Dunton Hills was designated by the government as a garden village in January 2017. The new settlement was previously envisaged to span the Brentwood/Basildon boundary (Note: 264 hectares in Brentwood and 156 hectares in Basildon) and the two councils worked together to develop proposals between November 2014 and February 2016 under the name Dunton Garden Suburb. A planning application was submitted to Brentwood Borough Council for 3,700 homes in the parish of West Horndon in August 2021. The plans were revised from the earlier cross-borough proposal with the development now more interconnected with the village of West Horndon rather than the new town of Basildon. Dunton Hills was removed from the Metropolitan Green Belt in the 2022 local plan and was allocated for development. In November 2023 the council gave planning permission for the new village. It will include three neighbourhoods called Dunton Fanns, Dunton Woods and Dunton Waters. The site contains a collection of former agricultural buildings, known as the Dunton Hills farmstead, including a Grade II listed farmhouse that will be incorporated into the new settlement.

=== Tillingham Hall ===
The area to the south of West Horndon railway station and north of Bulphan is known locally as Tillingham Hall and is in Thurrock. (Note: The area was part of the parishes of Childerditch and West Horndon prior to 1934.) In the 1980s, there was an unsuccessful proposal to build a Tillingham Hall new town on the site by a company called Consortium Developments, which applied to build a new town of the same name on the site with 5,000 homes for 14,000 people in 1984. Thurrock Council and Essex County Council opposed the project because of its threat to the green belt and their own plan to develop a new estate on brownfield land in Grays called Chafford Hundred. The local community also opposed the project because of its threat to the green belt and after a national backlash and inquiry into the matter in 1986 the government blocked the Tillingham Hall new town project in 1987.
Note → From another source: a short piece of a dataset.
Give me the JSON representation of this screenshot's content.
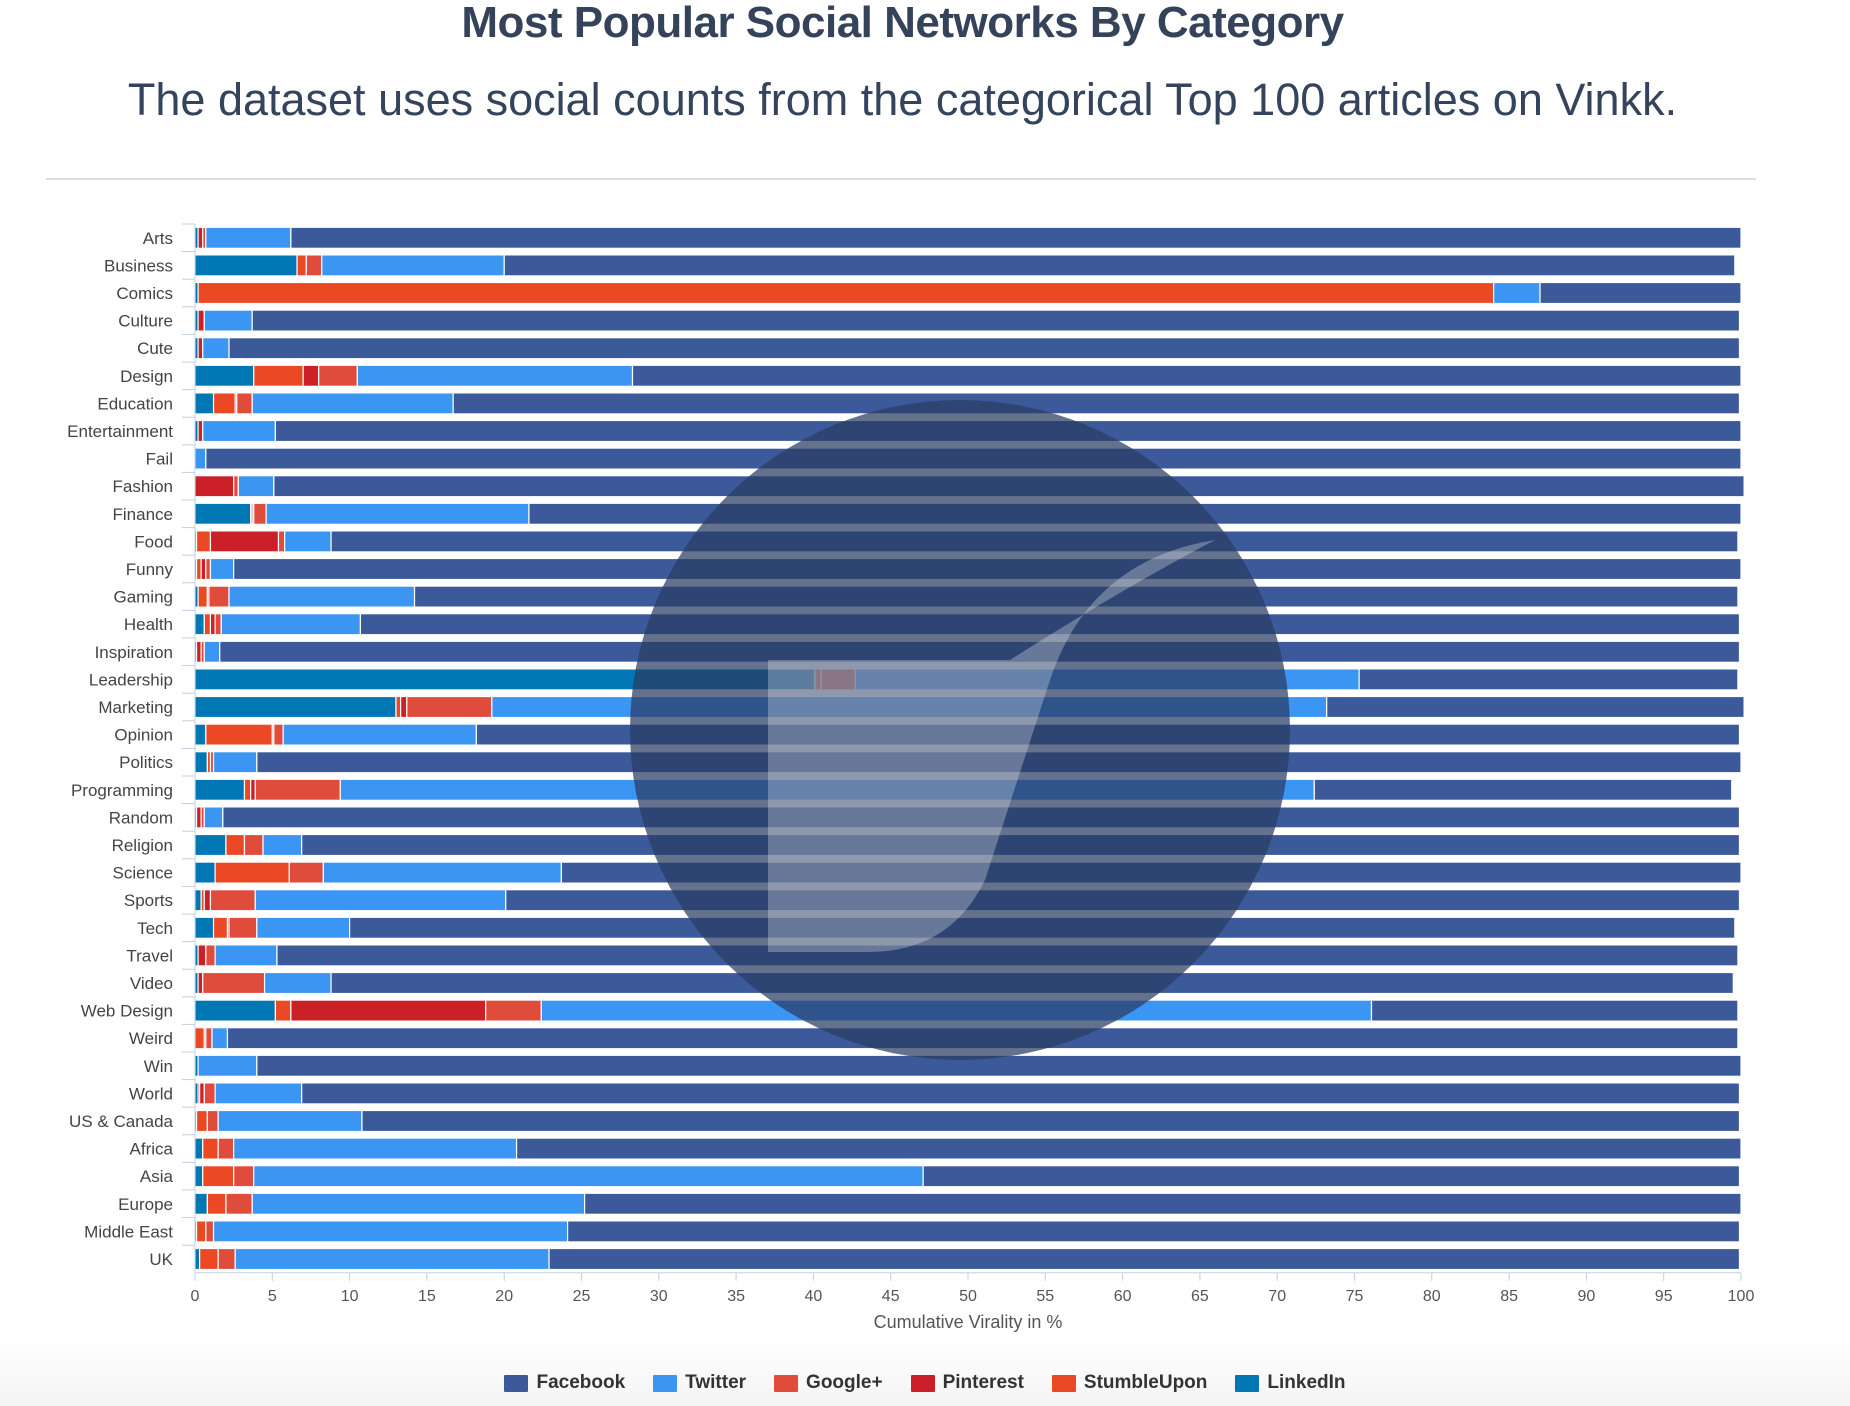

Developer Horndon St Marys LLP revived the new town proposal in 2024. Now named Horndon St Marys, the Tillingham Hall new town is now proposed to have 2,100 homes. As it is on the border of West Horndon in the Thurrock local authority area, the application for the revived new town project is in the hands of Thurrock Council rather than Brentwood Council. Local opponents of the new town project argue that it will threaten the existing 700 home village of West Horndon by engulfing it while also threatening existing green belt land. A decision on the proposal is expected to be made by Thurrock Council sometime in 2025.

==Transport==
West Horndon railway station is a station on the London, Tilbury and Southend main line from London to Southend. The Railway Hotel, behind the station, was once a coaching inn. North of the town and parallel to the railway is the A127 Southend Arterial Road. West Horndon is east of junction 29 of the M25 motorway.

The village is served by one main bus service (565), and two school services (49 and 481), which all serve Brentwood and are all operated by NIBS Buses.